Background
Earlier I asked a question on how to measure the "quality" of a multiple sequence alignment: Ab initio methods for inferring quality of Multiple Sequence Alignments
...there is also a duplicate: Multiple sequence alignment score
...and a different question about MSA similarity score: Similarity score of Multiple Sequence Alignment
So I have some tools to measure how "good" the multiple alignments are.
I can also make the MSAs "better" by using the scoring tools in the following way:
- Measure a score of the initial MSA.
- Remove the first sequence from the MSA, re-align, and re-measure the score
- If the score got worse then put the sequence back
- If the removal of all sequences has been tried then STOP, otherwise go to step 2
This should work because of the garbage-in-garbage-out nature of MSA. Hopefully, if I filter out the input, making it non-garbage then I should get a "good" output even for distantly related genes.
The Question
How can I verify that the MSAs actually did get better?
I'm interested in both closely and distantly related groups of proteins.
Things that I tried
...tried to think about.
- Verifying against the tiny fraction of groups of proteins that are know to be related to each other based on evidence of 3D structure superpositioning.
- Building a phylogenetic tree from the MSA and verifying the tree against know taxonomy of species.

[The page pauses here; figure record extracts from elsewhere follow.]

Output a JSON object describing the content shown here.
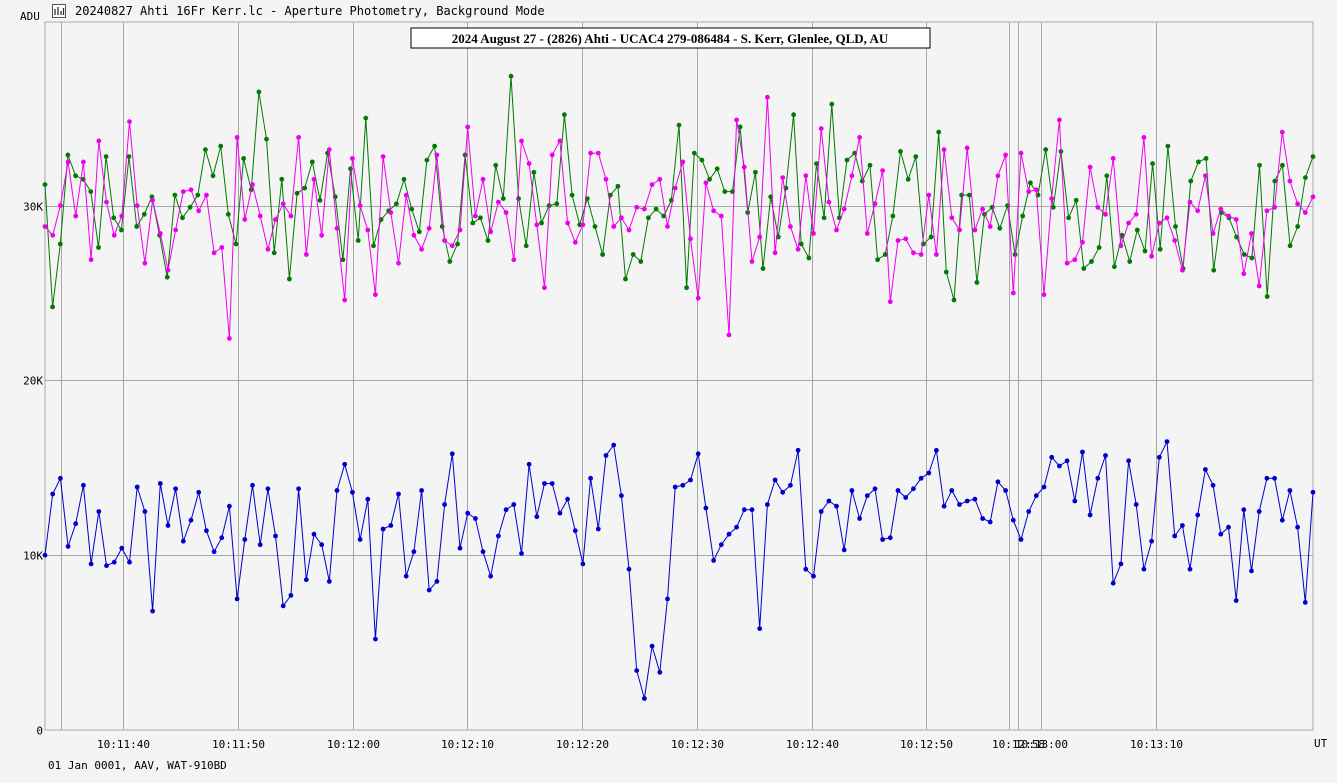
{
  "window": {
    "title": "20240827 Ahti 16Fr Kerr.lc - Aperture Photometry, Background Mode",
    "app_icon": "chart-icon"
  },
  "footer": {
    "text": "01 Jan 0001, AAV, WAT-910BD"
  },
  "colors": {
    "background": "#f4f4f4",
    "grid": "#a8a8a8",
    "series_blue": "#0000cc",
    "series_green": "#007a00",
    "series_magenta": "#ee00ee"
  },
  "chart_data": {
    "type": "line",
    "title": "2024 August 27 - (2826) Ahti - UCAC4 279-086484 - S. Kerr, Glenlee, QLD, AU",
    "xlabel": "UT",
    "ylabel": "ADU",
    "ylim": [
      0,
      40500
    ],
    "yticks": [
      {
        "value": 0,
        "label": "0"
      },
      {
        "value": 10000,
        "label": "10K"
      },
      {
        "value": 20000,
        "label": "20K"
      },
      {
        "value": 30000,
        "label": "30K"
      }
    ],
    "x_range_s": [
      0,
      110.5
    ],
    "xticks": [
      {
        "t": 6.8,
        "label": "10:11:40"
      },
      {
        "t": 16.8,
        "label": "10:11:50"
      },
      {
        "t": 26.8,
        "label": "10:12:00"
      },
      {
        "t": 36.8,
        "label": "10:12:10"
      },
      {
        "t": 46.8,
        "label": "10:12:20"
      },
      {
        "t": 56.8,
        "label": "10:12:30"
      },
      {
        "t": 66.8,
        "label": "10:12:40"
      },
      {
        "t": 76.8,
        "label": "10:12:50"
      },
      {
        "t": 84.8,
        "label": "10:12:58"
      },
      {
        "t": 86.8,
        "label": "10:13:00"
      },
      {
        "t": 96.8,
        "label": "10:13:10"
      }
    ],
    "extra_vlines_t": [
      1.4,
      84.0
    ],
    "grid": true,
    "legend": "none",
    "series": [
      {
        "color": "#0000cc",
        "values": [
          10000,
          13500,
          14400,
          10500,
          11800,
          14000,
          9500,
          12500,
          9400,
          9600,
          10400,
          9600,
          13900,
          12500,
          6800,
          14100,
          11700,
          13800,
          10800,
          12000,
          13600,
          11400,
          10200,
          11000,
          12800,
          7500,
          10900,
          14000,
          10600,
          13800,
          11100,
          7100,
          7700,
          13800,
          8600,
          11200,
          10600,
          8500,
          13700,
          15200,
          13600,
          10900,
          13200,
          5200,
          11500,
          11700,
          13500,
          8800,
          10200,
          13700,
          8000,
          8500,
          12900,
          15800,
          10400,
          12400,
          12100,
          10200,
          8800,
          11100,
          12600,
          12900,
          10100,
          15200,
          12200,
          14100,
          14100,
          12400,
          13200,
          11400,
          9500,
          14400,
          11500,
          15700,
          16300,
          13400,
          9200,
          3400,
          1800,
          4800,
          3300,
          7500,
          13900,
          14000,
          14300,
          15800,
          12700,
          9700,
          10600,
          11200,
          11600,
          12600,
          12600,
          5800,
          12900,
          14300,
          13600,
          14000,
          16000,
          9200,
          8800,
          12500,
          13100,
          12800,
          10300,
          13700,
          12100,
          13400,
          13800,
          10900,
          11000,
          13700,
          13300,
          13800,
          14400,
          14700,
          16000,
          12800,
          13700,
          12900,
          13100,
          13200,
          12100,
          11900,
          14200,
          13700,
          12000,
          10900,
          12500,
          13400,
          13900,
          15600,
          15100,
          15400,
          13100,
          15900,
          12300,
          14400,
          15700,
          8400,
          9500,
          15400,
          12900,
          9200,
          10800,
          15600,
          16500,
          11100,
          11700,
          9200,
          12300,
          14900,
          14000,
          11200,
          11600,
          7400,
          12600,
          9100,
          12500,
          14400,
          14400,
          12000,
          13700,
          11600,
          7300,
          13600
        ]
      },
      {
        "color": "#007a00",
        "values": [
          31200,
          24200,
          27800,
          32900,
          31700,
          31500,
          30800,
          27600,
          32800,
          29300,
          28600,
          32800,
          28800,
          29500,
          30500,
          28300,
          25900,
          30600,
          29300,
          29900,
          30600,
          33200,
          31700,
          33400,
          29500,
          27800,
          32700,
          30900,
          36500,
          33800,
          27300,
          31500,
          25800,
          30700,
          31000,
          32500,
          30300,
          33000,
          30500,
          26900,
          32100,
          28000,
          35000,
          27700,
          29200,
          29700,
          30100,
          31500,
          29800,
          28500,
          32600,
          33400,
          28800,
          26800,
          27800,
          32900,
          29000,
          29300,
          28000,
          32300,
          30400,
          37400,
          30400,
          27700,
          31900,
          29000,
          30000,
          30100,
          35200,
          30600,
          28900,
          30400,
          28800,
          27200,
          30600,
          31100,
          25800,
          27200,
          26800,
          29300,
          29800,
          29400,
          30300,
          34600,
          25300,
          33000,
          32600,
          31500,
          32100,
          30800,
          30800,
          34500,
          29600,
          31900,
          26400,
          30500,
          28200,
          31000,
          35200,
          27800,
          27000,
          32400,
          29300,
          35800,
          29300,
          32600,
          33000,
          31400,
          32300,
          26900,
          27200,
          29400,
          33100,
          31500,
          32800,
          27800,
          28200,
          34200,
          26200,
          24600,
          30600,
          30600,
          25600,
          29500,
          29900,
          28700,
          30000,
          27200,
          29400,
          31300,
          30600,
          33200,
          29900,
          33100,
          29300,
          30300,
          26400,
          26800,
          27600,
          31700,
          26500,
          28300,
          26800,
          28600,
          27400,
          32400,
          27500,
          33400,
          28800,
          26400,
          31400,
          32500,
          32700,
          26300,
          29600,
          29300,
          28200,
          27200,
          27000,
          32300,
          24800,
          31400,
          32300,
          27700,
          28800,
          31600,
          32800
        ]
      },
      {
        "color": "#ee00ee",
        "values": [
          28800,
          28300,
          30000,
          32500,
          29400,
          32500,
          26900,
          33700,
          30200,
          28300,
          29400,
          34800,
          30000,
          26700,
          30300,
          28400,
          26300,
          28600,
          30800,
          30900,
          29700,
          30600,
          27300,
          27600,
          22400,
          33900,
          29200,
          31200,
          29400,
          27500,
          29200,
          30100,
          29400,
          33900,
          27200,
          31500,
          28300,
          33200,
          28700,
          24600,
          32700,
          30000,
          28600,
          24900,
          32800,
          29600,
          26700,
          30600,
          28300,
          27500,
          28700,
          32900,
          28000,
          27700,
          28600,
          34500,
          29400,
          31500,
          28500,
          30200,
          29600,
          26900,
          33700,
          32400,
          28900,
          25300,
          32900,
          33700,
          29000,
          27900,
          28900,
          33000,
          33000,
          31500,
          28800,
          29300,
          28600,
          29900,
          29800,
          31200,
          31500,
          28800,
          31000,
          32500,
          28100,
          24700,
          31300,
          29700,
          29400,
          22600,
          34900,
          32200,
          26800,
          28200,
          36200,
          27300,
          31600,
          28800,
          27500,
          31700,
          28400,
          34400,
          30200,
          28600,
          29800,
          31700,
          33900,
          28400,
          30100,
          32000,
          24500,
          28000,
          28100,
          27300,
          27200,
          30600,
          27200,
          33200,
          29300,
          28600,
          33300,
          28600,
          29800,
          28800,
          31700,
          32900,
          25000,
          33000,
          30800,
          30900,
          24900,
          30400,
          34900,
          26700,
          26900,
          27900,
          32200,
          29900,
          29500,
          32700,
          27700,
          29000,
          29500,
          33900,
          27100,
          29000,
          29300,
          28000,
          26300,
          30200,
          29700,
          31700,
          28400,
          29800,
          29400,
          29200,
          26100,
          28400,
          25400,
          29700,
          29900,
          34200,
          31400,
          30100,
          29600,
          30500
        ]
      }
    ]
  }
}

Using a simple rule (assumption) that most genes, unless they were horizontal transfered should have the same species ancestry as the whole organize.
We use an Hmmer3 based method to update the groups of sequences (protein families). The search space is all of in Uniprot (15 million sequences as of April). Many different species get picked up. I thought of taking advantage of that for verification purposes.